D’après l’auteur, il ne peut de facto pas y avoir d’avantage concurrentiel dans cette configuration de marché. En effet, toutes les entreprises peuvent acquérir toutes les ressources nécessaires à l’implémentation d’une stratégie gagnante, et aucun avantage concurrentiel n’est possible. De même, J. Barney discrédite l’idée d’un avantage au premier entrant dans cette situation puisque les entreprises sont identiques dans leur composition, y compris dans leur processus de décision et leur capacité à détecter les opportunités. Toutes les entreprises sont donc amenées à saisir les mêmes opportunités. Enfin, l’idée de barrière à l’entrée permettant l’établissement d’un avantage concurrentiel exige de fait une hétérogénéité des ressources entre les entreprises, puisque cette barrière est elle-même une ressource que d’autres n’ont pas. En conclusion, une théorie de l’avantage concurrentiel ne peut pas s’accomoder d’une hypothèse ou les ressources présentes sur le marché sont homogènes et parfaitement mobiles.

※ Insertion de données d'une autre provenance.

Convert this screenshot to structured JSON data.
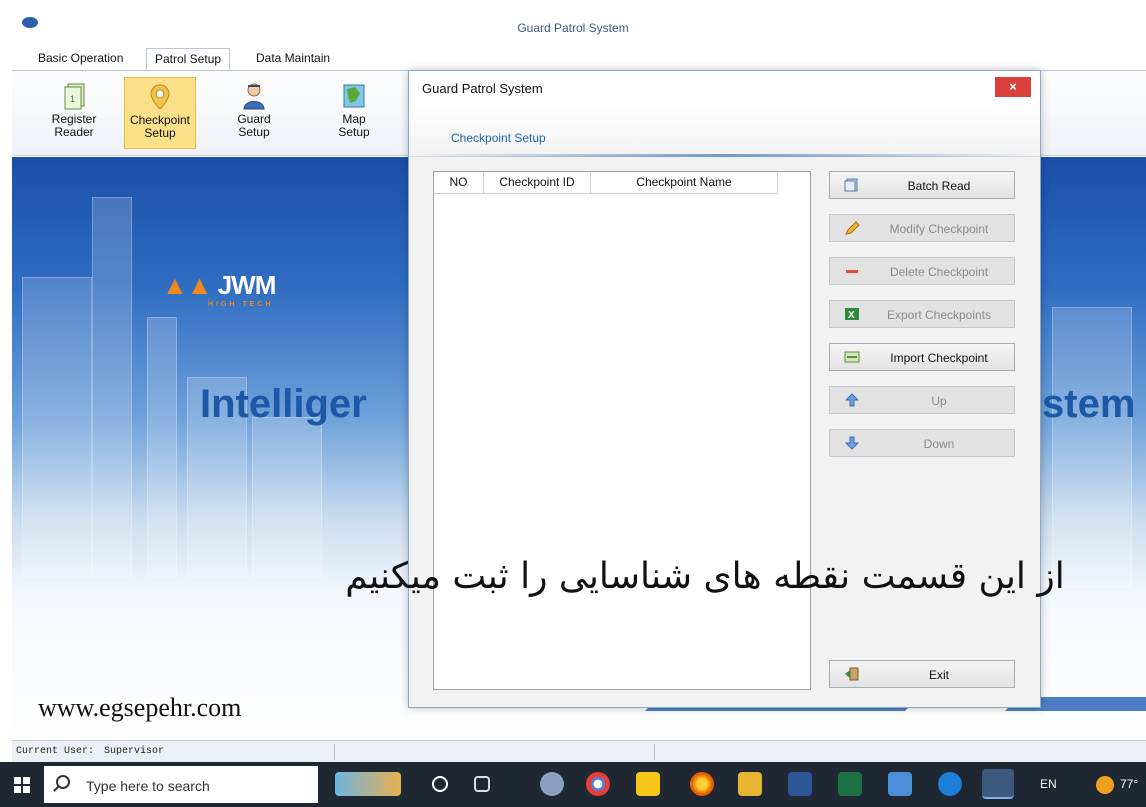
{
  "main_window": {
    "title": "Guard Patrol System",
    "tabs": [
      {
        "label": "Basic Operation"
      },
      {
        "label": "Patrol Setup"
      },
      {
        "label": "Data Maintain"
      }
    ],
    "ribbon": [
      {
        "label": "Register\nReader",
        "icon": "reader-icon"
      },
      {
        "label": "Checkpoint\nSetup",
        "icon": "checkpoint-pin-icon"
      },
      {
        "label": "Guard\nSetup",
        "icon": "guard-person-icon"
      },
      {
        "label": "Map\nSetup",
        "icon": "map-icon"
      }
    ],
    "banner": {
      "logo": "JWM",
      "logo_sub": "HIGH TECH",
      "title_left": "Intelliger",
      "title_right": "stem",
      "website": "www.egsepehr.com"
    },
    "status": {
      "user_label": "Current User:",
      "user_value": "Supervisor"
    }
  },
  "dialog": {
    "title": "Guard Patrol System",
    "close_symbol": "×",
    "header": "Checkpoint Setup",
    "table": {
      "columns": [
        "NO",
        "Checkpoint ID",
        "Checkpoint Name"
      ],
      "rows": []
    },
    "buttons": [
      {
        "label": "Batch Read",
        "enabled": true,
        "icon": "batch-read-icon"
      },
      {
        "label": "Modify Checkpoint",
        "enabled": false,
        "icon": "pencil-icon"
      },
      {
        "label": "Delete Checkpoint",
        "enabled": false,
        "icon": "minus-icon"
      },
      {
        "label": "Export Checkpoints",
        "enabled": false,
        "icon": "excel-icon"
      },
      {
        "label": "Import Checkpoint",
        "enabled": true,
        "icon": "import-icon"
      },
      {
        "label": "Up",
        "enabled": false,
        "icon": "arrow-up-icon"
      },
      {
        "label": "Down",
        "enabled": false,
        "icon": "arrow-down-icon"
      }
    ],
    "exit_label": "Exit"
  },
  "caption": "از این قسمت نقطه های شناسایی را ثبت میکنیم",
  "taskbar": {
    "search_placeholder": "Type here to search",
    "language": "EN",
    "weather": "77°"
  },
  "colors": {
    "ribbon_active": "#fbe08a",
    "close_button": "#d9403a",
    "header_text": "#1f63b0",
    "banner_title": "#1c58a6",
    "logo_accent": "#f08a1c"
  }
}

Les ressources de l’entreprise et l’avantage concurrentiel durable

J. Barney expose ensuite les quatre caractéristiques que doit présenter une ressource pour faire profiter l’entreprise d’un avantage concurrentiel durable :

  1. La ressource doit améliorer la performance de l’entreprise (« valuable resources »).
  2. La ressource doit être rare (« rare resources »).
  3. La ressource doit être imparfaitement imitable (« imperfectly imitable resources »).
    • Du fait de conditions historiques uniques (« unique historical conditions »).
    • Du fait de l’ambigüité causale (« causal ambiguity », c’est-à-dire l’impossibilité à déterminer précisément les facteurs à l’origine de l’avantage concurrentiel).
    • Du fait de sa composante sociale complexe (« social complexity » : relations interpersonnelles, réputation de l’entreprise, traits culturels).
  4. La ressource doit être non substituable par une autre ressource (« non substitutability »).

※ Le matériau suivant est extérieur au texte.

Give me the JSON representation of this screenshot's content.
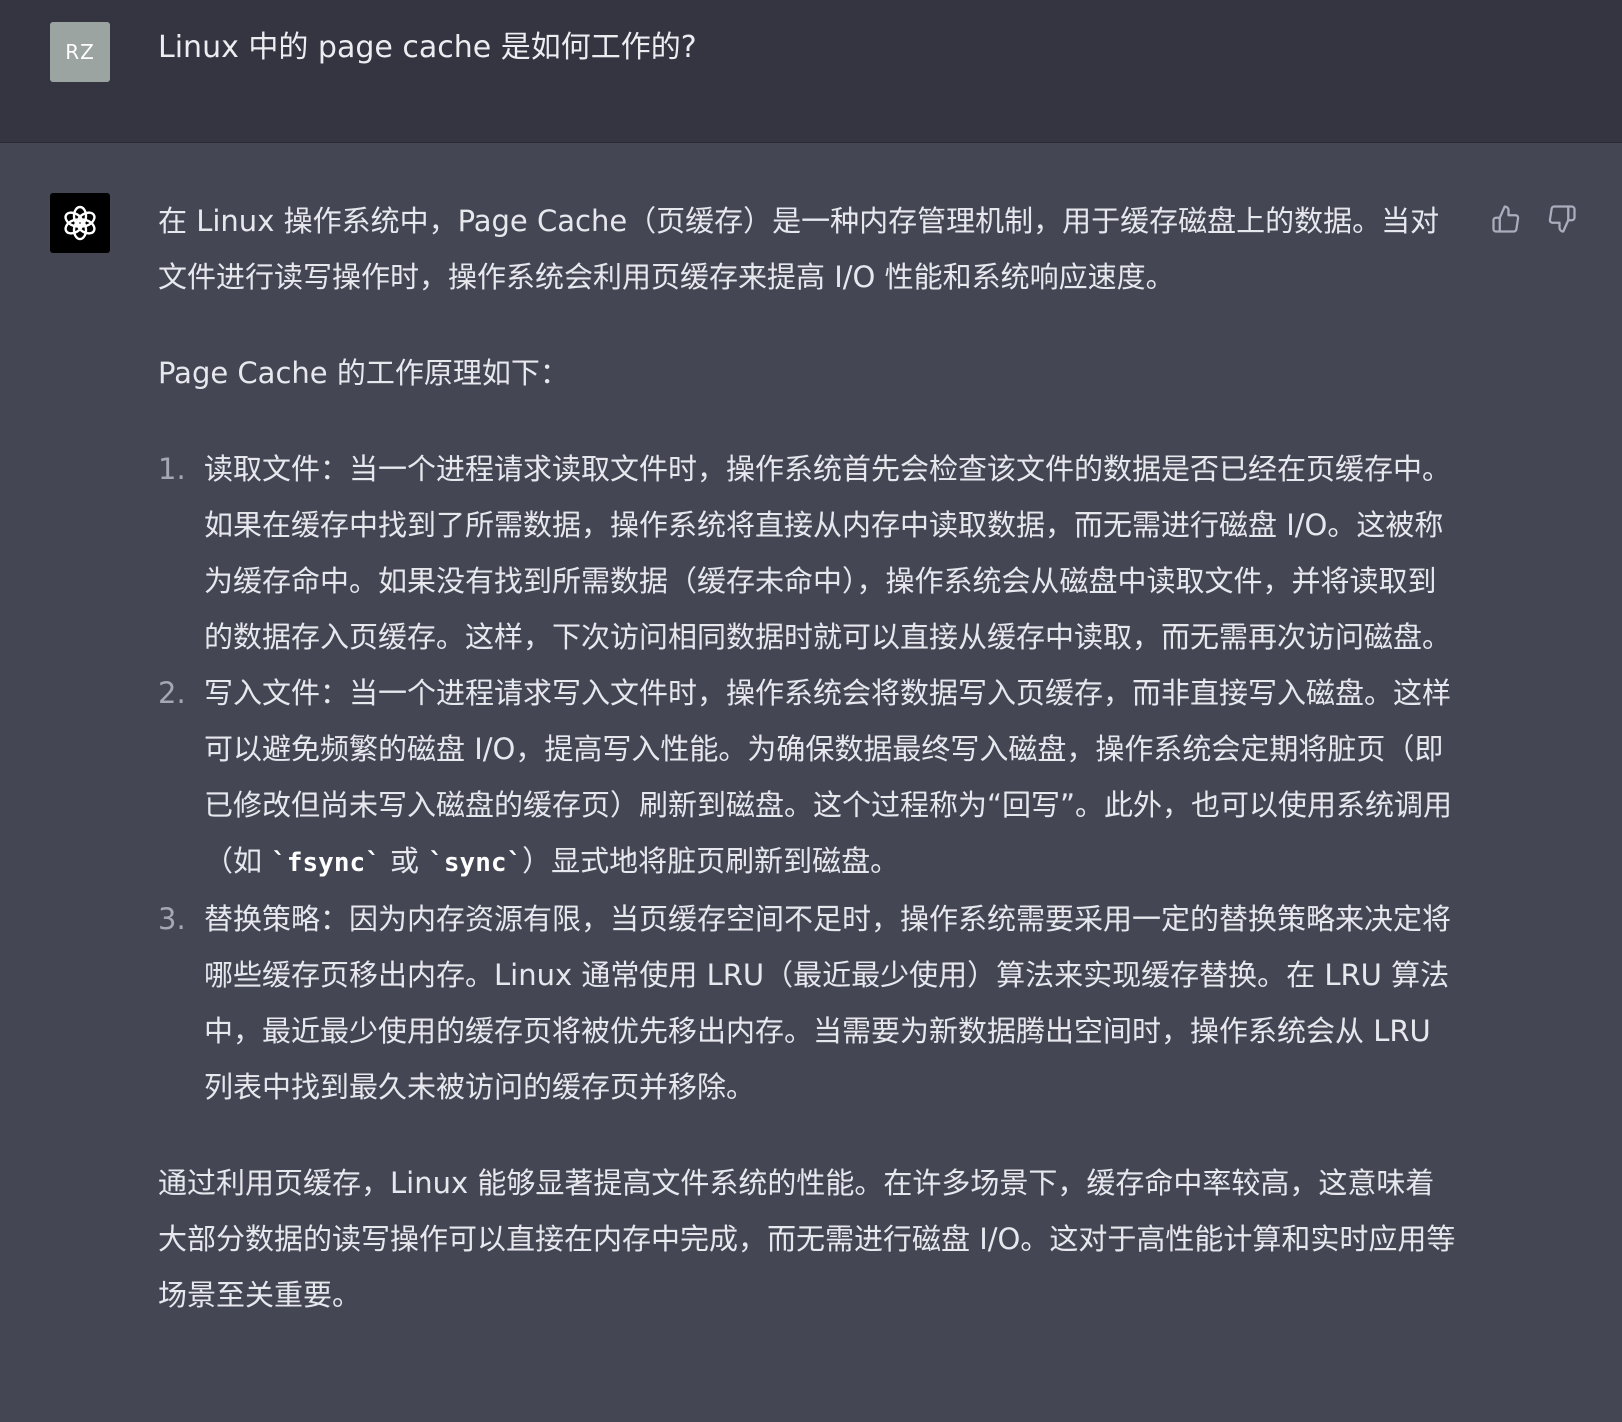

Ces quatre composantes sont à l’origine du modèle VRIN (« Valuable, Rare, Imperfectly imitable, Non substituable) d’analyse des ressources à l’origine de l’avantage concurrentiel.

Application du modèle

L’auteur applique alors ce modèle d’analyse du caractère stratégique des ressources à trois exemples d’entreprise :

  1. Le processus stratégique.
  2. Le traitement de l’information.
  3. La réputation de l’entreprise.

Ouverture vers d’autres disciplines

J. Barney conclut sur le caractère potentiellement fédérateur du modèle d’analyse centré sur les ressources (“resources-based view“). Il discute de sa possible capacité à réconcilier le management stratégique avec l’économie néo-classique ou la théorie behavioriste de la firme.

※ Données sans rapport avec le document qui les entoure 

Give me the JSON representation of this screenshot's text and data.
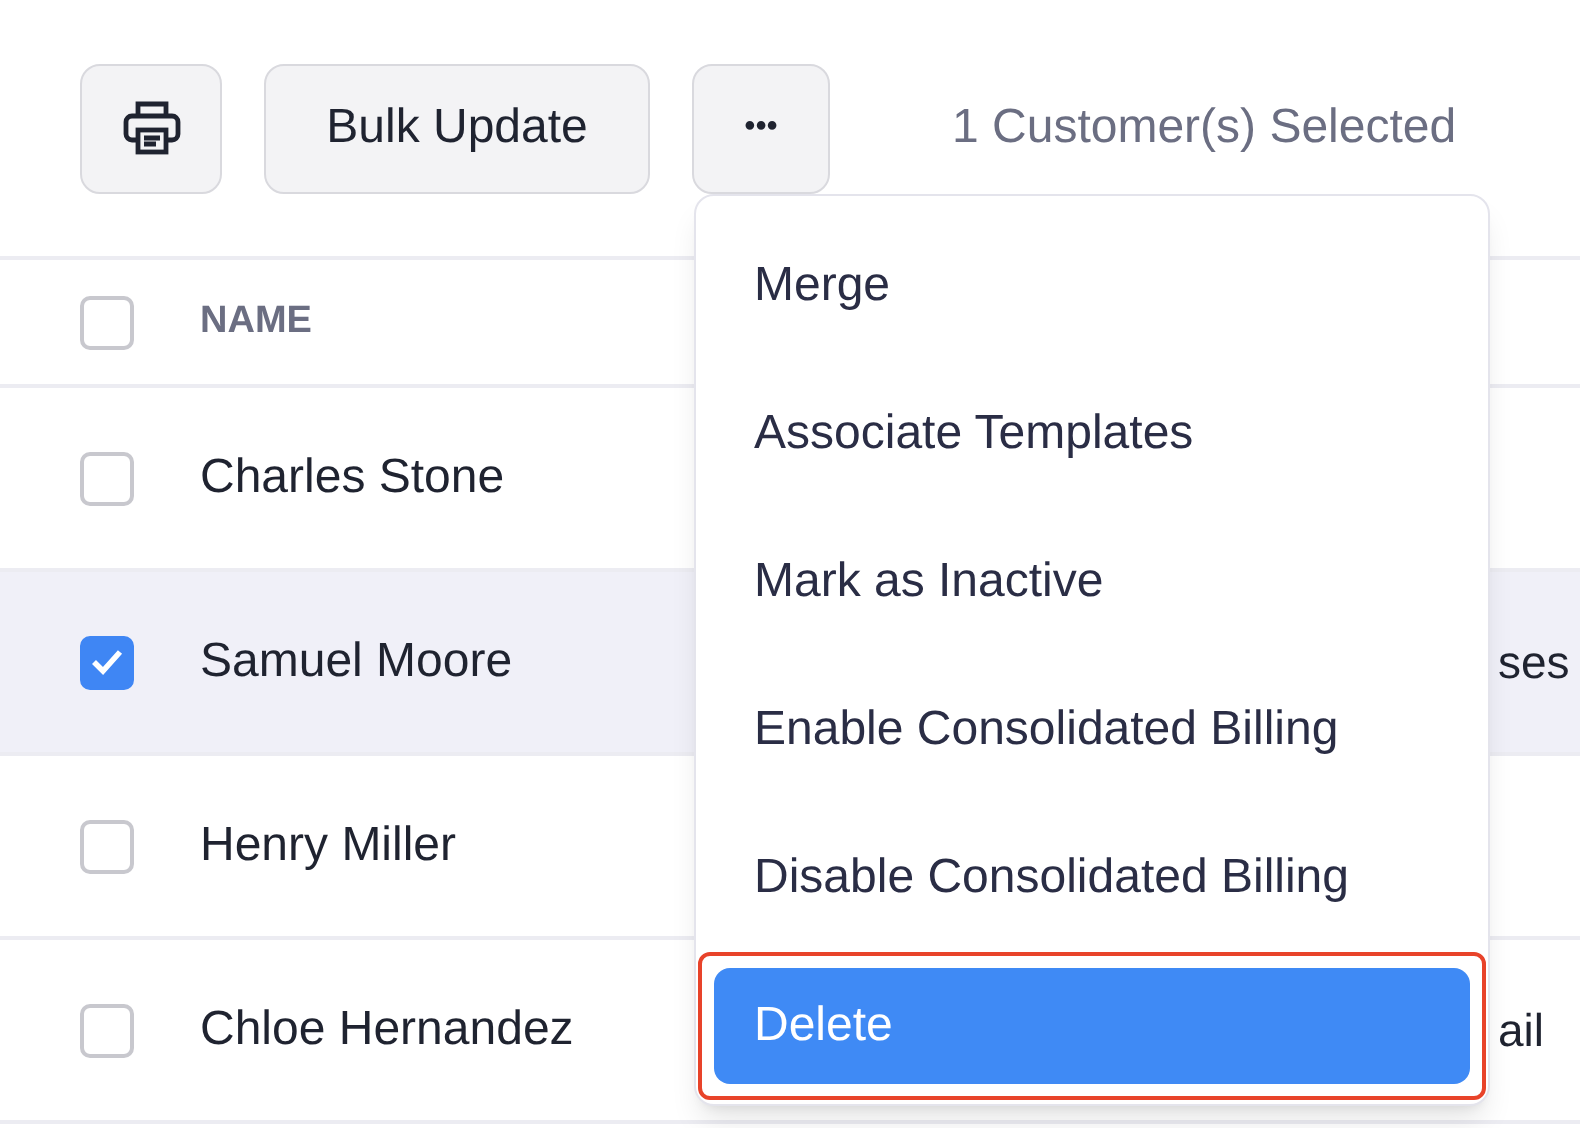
{
  "toolbar": {
    "bulk_update_label": "Bulk Update",
    "more_label": "•••",
    "selection_text": "1 Customer(s) Selected"
  },
  "table": {
    "columns": [
      {
        "label": "NAME"
      }
    ],
    "header_checked": false,
    "rows": [
      {
        "name": "Charles Stone",
        "selected": false
      },
      {
        "name": "Samuel Moore",
        "selected": true,
        "column_2": "ses"
      },
      {
        "name": "Henry Miller",
        "selected": false
      },
      {
        "name": "Chloe Hernandez",
        "selected": false,
        "column_2": "ail"
      }
    ]
  },
  "menu": {
    "items": [
      {
        "label": "Merge",
        "selected": false,
        "highlighted": false
      },
      {
        "label": "Associate Templates",
        "selected": false,
        "highlighted": false
      },
      {
        "label": "Mark as Inactive",
        "selected": false,
        "highlighted": false
      },
      {
        "label": "Enable Consolidated Billing",
        "selected": false,
        "highlighted": false
      },
      {
        "label": "Disable Consolidated Billing",
        "selected": false,
        "highlighted": false
      },
      {
        "label": "Delete",
        "selected": true,
        "highlighted": true
      }
    ]
  }
}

Certains points de l’analyse sont discutables et font l’objet de critique : par exemple, l’auteur affirme que ne pas connaître la source de son avantage concurrentiel le protège de la concurrence. Il est difficile de postuler que l’ambigüité causale puisse à long terme être une bonne chose, puisqu’elle ne permet pas à l’entreprise de faire évoluer ses compétences en connaissance de cause. Il reste que cet article est effectivement un bon fondement pour l’analyse du caractère stratégique des ressources.

Contribution

Barney, J, (1991), ‘Firm Resources and Sustained Competitive Advantage’, Journal of Management, 17, n°1, pp 99-120.